Rockefeller and SinoType signed a memorandum of Understanding (MOU) to form a new company.  Per the MOU, notice to a party was to be by Federal Express or other overnight mail, at the addresses provided in the MOU.  The parties also agreed to submit to jurisdiction in California, to serve process in the same manner as any other notice, and to arbitrate any disputes.  After the relationship of the parties deteriorated, Rockefeller initiated an arbitration against SinoType for breach of the agreement.
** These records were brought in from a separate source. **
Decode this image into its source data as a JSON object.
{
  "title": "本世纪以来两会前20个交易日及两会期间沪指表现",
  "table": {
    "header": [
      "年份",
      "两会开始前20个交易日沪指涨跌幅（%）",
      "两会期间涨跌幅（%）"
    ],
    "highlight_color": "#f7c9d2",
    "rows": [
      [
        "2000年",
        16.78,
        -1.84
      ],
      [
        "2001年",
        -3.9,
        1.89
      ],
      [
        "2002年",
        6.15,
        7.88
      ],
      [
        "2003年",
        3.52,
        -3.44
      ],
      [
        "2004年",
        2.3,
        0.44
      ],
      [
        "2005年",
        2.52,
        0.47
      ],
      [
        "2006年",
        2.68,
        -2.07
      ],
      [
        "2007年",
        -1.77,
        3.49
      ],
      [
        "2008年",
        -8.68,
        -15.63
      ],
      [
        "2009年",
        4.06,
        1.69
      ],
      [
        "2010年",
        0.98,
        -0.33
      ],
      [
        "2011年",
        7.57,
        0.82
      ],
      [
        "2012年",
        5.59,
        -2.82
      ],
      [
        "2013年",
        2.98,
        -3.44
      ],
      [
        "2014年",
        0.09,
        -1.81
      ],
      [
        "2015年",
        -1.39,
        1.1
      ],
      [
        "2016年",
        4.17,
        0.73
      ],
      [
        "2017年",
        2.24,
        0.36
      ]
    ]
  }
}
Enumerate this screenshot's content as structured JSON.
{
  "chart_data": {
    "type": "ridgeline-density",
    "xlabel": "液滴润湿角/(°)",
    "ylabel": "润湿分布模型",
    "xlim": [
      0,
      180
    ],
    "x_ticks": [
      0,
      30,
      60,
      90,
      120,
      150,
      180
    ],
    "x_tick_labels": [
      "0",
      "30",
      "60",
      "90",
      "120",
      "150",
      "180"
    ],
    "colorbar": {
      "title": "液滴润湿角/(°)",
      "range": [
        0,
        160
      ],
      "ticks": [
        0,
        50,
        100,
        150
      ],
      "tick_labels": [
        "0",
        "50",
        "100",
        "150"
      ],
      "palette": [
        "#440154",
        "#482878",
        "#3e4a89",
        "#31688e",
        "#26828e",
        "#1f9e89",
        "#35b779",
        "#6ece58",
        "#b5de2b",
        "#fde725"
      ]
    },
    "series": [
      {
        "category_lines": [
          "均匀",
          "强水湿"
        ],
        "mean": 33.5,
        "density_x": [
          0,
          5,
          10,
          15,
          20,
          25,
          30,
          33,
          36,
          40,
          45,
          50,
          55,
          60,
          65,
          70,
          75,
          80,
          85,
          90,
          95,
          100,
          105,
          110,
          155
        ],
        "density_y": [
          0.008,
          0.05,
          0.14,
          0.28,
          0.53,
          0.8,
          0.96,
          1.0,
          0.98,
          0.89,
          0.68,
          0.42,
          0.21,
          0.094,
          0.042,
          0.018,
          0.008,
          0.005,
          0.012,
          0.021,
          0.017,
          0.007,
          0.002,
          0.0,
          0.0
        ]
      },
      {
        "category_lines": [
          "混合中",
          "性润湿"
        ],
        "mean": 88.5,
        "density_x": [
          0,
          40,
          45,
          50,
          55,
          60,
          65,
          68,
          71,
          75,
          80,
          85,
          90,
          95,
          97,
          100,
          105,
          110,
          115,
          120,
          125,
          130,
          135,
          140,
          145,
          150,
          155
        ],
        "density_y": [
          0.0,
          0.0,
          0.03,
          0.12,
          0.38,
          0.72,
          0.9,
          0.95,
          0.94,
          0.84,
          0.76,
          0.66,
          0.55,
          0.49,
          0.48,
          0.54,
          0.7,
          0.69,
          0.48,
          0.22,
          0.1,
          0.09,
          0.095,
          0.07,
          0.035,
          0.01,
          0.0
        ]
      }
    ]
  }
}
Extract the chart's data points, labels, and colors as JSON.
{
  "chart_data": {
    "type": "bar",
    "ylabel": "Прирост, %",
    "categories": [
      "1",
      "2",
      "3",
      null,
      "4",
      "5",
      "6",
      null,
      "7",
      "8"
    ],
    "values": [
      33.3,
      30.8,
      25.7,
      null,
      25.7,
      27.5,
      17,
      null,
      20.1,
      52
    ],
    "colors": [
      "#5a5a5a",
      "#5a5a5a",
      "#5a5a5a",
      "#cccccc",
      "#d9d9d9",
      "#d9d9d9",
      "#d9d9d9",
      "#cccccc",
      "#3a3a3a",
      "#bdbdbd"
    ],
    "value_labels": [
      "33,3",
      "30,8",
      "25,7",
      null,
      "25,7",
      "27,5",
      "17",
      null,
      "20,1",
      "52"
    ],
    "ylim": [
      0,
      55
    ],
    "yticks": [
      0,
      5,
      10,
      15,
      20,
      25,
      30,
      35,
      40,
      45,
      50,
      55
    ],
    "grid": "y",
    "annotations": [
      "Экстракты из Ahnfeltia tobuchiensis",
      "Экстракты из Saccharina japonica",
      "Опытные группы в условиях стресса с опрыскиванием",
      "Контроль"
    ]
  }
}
SinoType did not participate in the arbitration, and an award was entered in Rockefeller’s favor.

Rockefeller subsequently filed a petition to confirm the arbitration award.  In accordance with the MOU, Rockefeller served SinoType with a summons and petition by Federal Express at SinoType’s headquarters in China.  The award was eventually confirmed following a hearing at which SinoType did not appear.

Over a year after the award was confirmed, SinoType moved to set aside the judgment, arguing that Rockefeller had not validly served it with the summons and petition under the Hague Convention.  The trial court denied the motion, but on appeal, the Court of Appeal reversed, finding that the summons and petition to confirm were not served in accordance with the Hague Service Convention.  The appellate court determined that private persons may not agree to alternative service methods—such as mail service—if their nation has objected to them.

The Supreme Court’s Decision

In reversing the appellate court, the Court began its analysis by framing the issue: did China’s objection to the Hague Service Convention prevent its citizens from entering private agreements regarding formal service of process?

To answer that question, the Court started by explaining that formal service of process advances two necessary objectives: (1) obtaining personal jurisdiction over the defendant, and (2) providing notification of court proceedings enabling a party to appear and defend itself.

Because the MOU expressly governed the manner by which the parties were to provide notice, and specified a manner of service consistent with how notice was to be given, the Court concluded the parties had formed a permissible agreement for an “alternative form of notification” and thus had waived formal service of process under California law.

Put simply, the Court concluded the agreement of the parties satisfied both functions advanced by formal service of process, and therefore the Hague Service Convention did not apply.

Impact of the Decision

According to the Court, this decision will “promote certainty and give effect to the parties’ express intentions.”  In addition, and similar to decisions by courts in other jurisdictions upholding the rights of parties to “contract” around the Hague Convention, the Rockefeller case should discourage “gamesmanship” by preventing parties from agreeing to methods of service, but then later repudiating those agreements when trying to defeat contract claims.  The decision should also serve to promote California’s policies favoring arbitration “as a speedy and inexpensive means of settling disputes.” 

The decision in Rockefeller provides a roadmap for future courts where issues of private agreements regarding personal jurisdiction, service, and notice arise in civil actions generally, not just arbitrations.  The case may also support contractual waivers of other procedural requirements such as burdens of proof, or rules of evidence.